It’s impossible for any company not to use a computer system nowadays. Valuable data is stored on these databases, and all business-related communication occurs over computer networks.
Computer systems allow businesses to streamline processes, distribute information quickly, and stay competitive.
However, it also opens the possibility for security attacks that could affect business operations. There’s also the possibility the systems are not being used to their full potential.
There was a time when security cameras were seen as the height of surveillance technology. Today many businesses require an additional angle through computer monitoring. This way, employees and systems can be safely overseen on different levels.
Computer monitoring has become a fundamental task for companies in managing their IT infrastructure. It is also seen as an effective approach for managing employee productivity.
What is computer monitoring?
Computer monitoring refers to the processes and systems used to watch over a computer’s user activity.
It’s usually used by employers to keep an eye on their employees’ productivity, adherence, and conduct at the workplace.
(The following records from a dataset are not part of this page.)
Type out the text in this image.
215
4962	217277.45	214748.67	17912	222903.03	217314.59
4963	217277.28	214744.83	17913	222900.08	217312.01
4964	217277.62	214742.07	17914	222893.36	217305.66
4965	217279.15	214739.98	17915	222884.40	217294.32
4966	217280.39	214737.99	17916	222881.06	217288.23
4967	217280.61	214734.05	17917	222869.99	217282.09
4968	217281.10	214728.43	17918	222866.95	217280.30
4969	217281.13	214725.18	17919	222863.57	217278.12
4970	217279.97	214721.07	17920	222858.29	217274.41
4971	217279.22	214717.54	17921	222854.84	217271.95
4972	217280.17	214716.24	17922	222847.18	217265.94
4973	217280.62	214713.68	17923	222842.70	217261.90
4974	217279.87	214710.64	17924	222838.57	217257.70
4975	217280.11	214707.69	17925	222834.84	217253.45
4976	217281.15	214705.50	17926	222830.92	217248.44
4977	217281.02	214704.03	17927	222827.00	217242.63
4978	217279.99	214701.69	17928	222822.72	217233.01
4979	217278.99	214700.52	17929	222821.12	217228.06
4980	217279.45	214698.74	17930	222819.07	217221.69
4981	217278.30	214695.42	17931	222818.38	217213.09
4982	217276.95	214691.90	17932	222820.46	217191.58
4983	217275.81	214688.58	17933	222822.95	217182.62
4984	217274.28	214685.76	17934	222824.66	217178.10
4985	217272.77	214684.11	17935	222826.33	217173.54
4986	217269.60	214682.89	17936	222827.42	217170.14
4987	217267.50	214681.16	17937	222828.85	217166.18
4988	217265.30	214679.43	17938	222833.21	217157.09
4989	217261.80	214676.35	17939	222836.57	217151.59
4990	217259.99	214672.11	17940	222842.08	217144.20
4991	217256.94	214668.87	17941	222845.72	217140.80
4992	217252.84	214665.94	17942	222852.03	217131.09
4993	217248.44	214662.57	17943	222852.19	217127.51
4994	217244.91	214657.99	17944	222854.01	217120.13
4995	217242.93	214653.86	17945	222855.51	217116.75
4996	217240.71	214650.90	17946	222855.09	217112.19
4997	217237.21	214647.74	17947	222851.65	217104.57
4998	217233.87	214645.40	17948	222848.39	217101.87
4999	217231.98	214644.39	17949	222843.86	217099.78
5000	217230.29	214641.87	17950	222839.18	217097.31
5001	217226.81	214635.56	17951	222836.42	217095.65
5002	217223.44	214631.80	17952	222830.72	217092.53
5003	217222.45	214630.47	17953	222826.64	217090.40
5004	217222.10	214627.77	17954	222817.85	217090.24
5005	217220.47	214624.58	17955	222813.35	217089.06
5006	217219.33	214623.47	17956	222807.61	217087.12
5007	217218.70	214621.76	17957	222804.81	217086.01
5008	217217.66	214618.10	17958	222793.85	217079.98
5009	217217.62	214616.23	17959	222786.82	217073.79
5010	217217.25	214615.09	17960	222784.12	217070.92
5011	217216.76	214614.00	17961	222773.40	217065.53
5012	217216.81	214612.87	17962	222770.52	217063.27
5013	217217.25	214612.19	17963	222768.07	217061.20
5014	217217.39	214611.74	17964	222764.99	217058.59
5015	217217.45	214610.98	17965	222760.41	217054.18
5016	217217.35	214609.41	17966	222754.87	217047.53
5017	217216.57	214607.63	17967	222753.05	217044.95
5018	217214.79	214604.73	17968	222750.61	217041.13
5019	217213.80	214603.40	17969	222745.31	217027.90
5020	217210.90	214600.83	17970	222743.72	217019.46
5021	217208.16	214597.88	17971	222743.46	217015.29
Its use as a security asset has also grown.
The majority of a company’s workforce is situated with their computer system, so this must be monitored at all times.
The requirement for software capable of this has only progressed over time. There’s now an entire industry devoted to computer monitoring software.
Among the features that computer monitoring software covers are:
- Employee usernames
- User activity like keystrokes, internet use, and file transfers
- Time spent per task
- Applications used
- Internal and external communications
- Storage and other peripheral devices
- Location and IP addresses (for remote teams)
How computer monitoring works
Tools like a simple time tracker to a comprehensive workforce management suite fall under the purview of computer monitoring software.
Computer tracking or monitoring software is inserted into each employee’s system and performed continuously in the background.
Generally, the software checks browser history and the amount of time spent on certain websites and applications, and it takes regular records.
The software is an automated system so that work processes are not interrupted. Many computer monitoring software can work on any application so that accurate recordings are taken.
Employers can then make use of this data to run analytics. Patterns of employee behavior can be identified and can inform methods to boost productivity.
Computer monitoring software can also commonly include the following features:
- Multi-level authentication to prevent data and time theft
- Screen capture (if necessary) as part of its recording
- User behavior analytics to check employee activity and find possible risk factors
- GPS tracking to monitor remote employees
Advantages of computer monitoring in your workplace
There are many aspects that computer monitoring can assess for maximum advantage over computer business systems.
Improved employee productivity
If an employee knows that they are being watched, the temptation to engage in activities that aren’t work-related will decrease. The usage of distracting websites and applications will lessen, maximizing productivity.
Managers can also spot work errors real-time and identify where underperforming employees have issues. Computer monitoring can be a crucial technique for dynamic workplace management.
Prevention of unethical practices
Intentionally or not, employees may engage in practices that may put company data at risk and impact operations. Insider threats can, after all, be both willful and accidental.
Computer monitoring constantly screens for suspicious behavior. AI and machine learning can also analyze employee behavior to predict risk factors and prepare accordingly.
Depending on the nature of their work, companies may need to follow relevant federal laws and government standards.
Computer monitoring software can be customized to adhere to local laws and standards and enforce compliance.
A key feature in many computer monitoring software programs is a method of time and attendance tracking.
With the tracker built into the monitoring software, employees are compelled to obey work ethics about work hours and schedules.
This is also helpful when it comes time to deploy salaries requiring input time information.
Computer system well-being
On the technical side, computer monitoring will also tell you about important events within your computer system. For example, when your hard drive gets full or RAM occupation exceeds the recommended limit.
Knowing your system’s well-being allows you to plan for growth based on usage reports.
Computer monitoring considerations
Computer monitoring software can be costly, so it’s recommended that businesses research well on different products and services before investing.
Surveillance can be an unnerving concept to employees who may see it as violating their feelings or micro-managing attempts.
Employers must inform their staff if the organization decides to implement computer monitoring. A positive employee experience benefits the whole company.
Demonstrating the software’s features in a group setting will help soothe fears. Transparency should be the concern, and it should be clear that the same is expected from your employees.
Be open and honest regarding how the software will be used. Namely, to track your computer systems and improve productivity.
Make sure to identify your business and compliance requirements to select the appropriate software.
Companies seeking to implement computer monitoring software for the first time may help to choose a non-invasive software that protects employee privacy. These types do not track or record employees’ personal information or passwords.
Remember that the main purpose of computer monitoring should be to improve your business operations. Regularly check for insights that you can glean from the records to make meaningful changes to workflow and engagement.
- Surveillance technology. Moore, A.D., 2000. Employee monitoring and computer technology: evaluative surveillance v. privacy. Business Ethics Quarterly, 10(3), pp.697-709.
- Productivity. Pierce, L., Snow, D.C. and McAfee, A., 2015. Cleaning house: The impact of information technology monitoring on employee theft and productivity. Management Science, 61(10), pp.2299-2319.